Matt Muncy

No. 54
- Position: Linebacker

Personal information
- Born: July 6, 1983 (age 43) Miamisburg, Ohio, U.S.
- Listed height: 6 ft 1 in (1.85 m)
- Listed weight: 238 lb (108 kg)

Career information
- College: Ohio
- NFL draft: 2007: undrafted

Career history
- Cincinnati Bengals (2007)*; Tennessee Titans (2008)*; Florida Tuskers (2009)*;
- * Offseason or practice squad member only

Awards and highlights
- 2× All-MAC (2005-2006);

= Matt Muncy =

American football player (born 1983)

Matt Muncy (born July 6, 1983) is an American former football linebacker. He was previous HS Football coach at Franklin, before accepting his Alma Mater head coaching job at Miamisburg High School on November 21, 2024. He was signed by the Cincinnati Bengals as an undrafted free agent in 2007. He played college football at Ohio.

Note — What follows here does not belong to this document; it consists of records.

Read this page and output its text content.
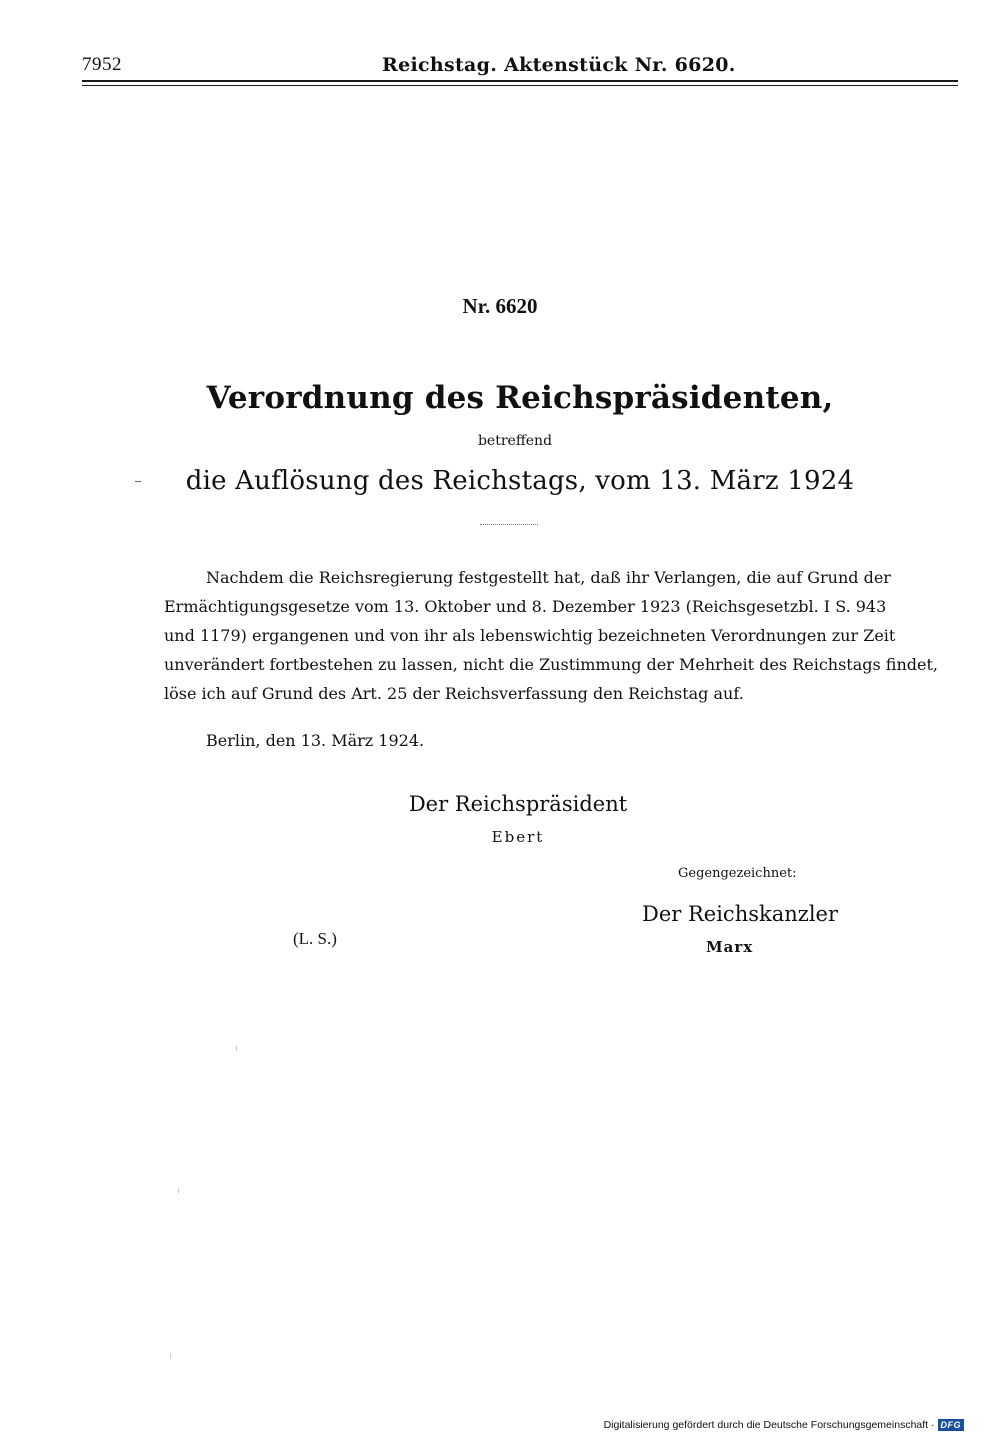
7952	Reichstag. Aktenstück Nr. 6620.
Nr. 6620
Verordnung des Reichspräsidenten,
betreffend
die Auflösung des Reichstags, vom 13. März 1924
Nachdem die Reichsregierung festgestellt hat, daß ihr Verlangen, die auf Grund der
Ermächtigungsgesetze vom 13. Oktober und 8. Dezember 1923 (Reichsgesetzbl. I S. 943
und 1179) ergangenen und von ihr als lebenswichtig bezeichneten Verordnungen zur Zeit
unverändert fortbestehen zu lassen, nicht die Zustimmung der Mehrheit des Reichstags findet,
löse ich auf Grund des Art. 25 der Reichsverfassung den Reichstag auf.
Berlin, den 13. März 1924.
Der Reichspräsident
Ebert
Gegengezeichnet:
Der Reichskanzler
Marx
(L. S.)
Digitalisierung gefördert durch die Deutsche Forschungsgemeinschaft · DFG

Muncy was also a member of the Tennessee Titans and Florida Tuskers.

==Early life==
Muncy was a four-year letterwinner at Miamisburg High School in Miamisburg, Ohio. An honorable mention All-Ohio selection in Division I, he was named first-team All-Southwest Ohio as a senior and second-team as a sophomore and junior. The Vikings were the conference champions his last two seasons, advancing to the state playoffs in 2000, when Muncy rushed for 1,550 yards. He racked up 4,323 rushing yards and 61 total touchdowns for his career and made 62 tackles and had two interceptions from his strong safety position as a senior. Muncy also earned two letters in baseball and four letters in basketball, where he is Miamisburg's fifth-leading all-time scorer with 986 points.

==College career==
As a player for the Ohio Bobcats, Muncy finished second all-time at Ohio with 203 solo tackles. He also ranked fourth with 39.5 career tackles for loss and tied for seventh with 11.5 career sacks.

As a senior, Muncy started all 14 games his senior season as he helped lead the Bobcats to a MAC East Division title, a MAC Championship Game appearance, and a 2007 GMAC Bowl appearance. He ranked second on the team with 87 tackles and led the Bobcats with a career-high 17.0 tackles for loss which marked the third-best season total in Ohio history. He was fourth in the MAC and tied for 27th in the nation with 1.21 tackles for loss per game. Prior to the 2006 campaign, Muncy was named to the preliminary watch list for the 2006 Lombardi Award, was on the Butkus Award watch list and was nominated for the 2006 Lott Trophy as the Defensive IMPACT (Integrity, Maturity, Performance, Academics, Community and Tenacity) Player of the Year.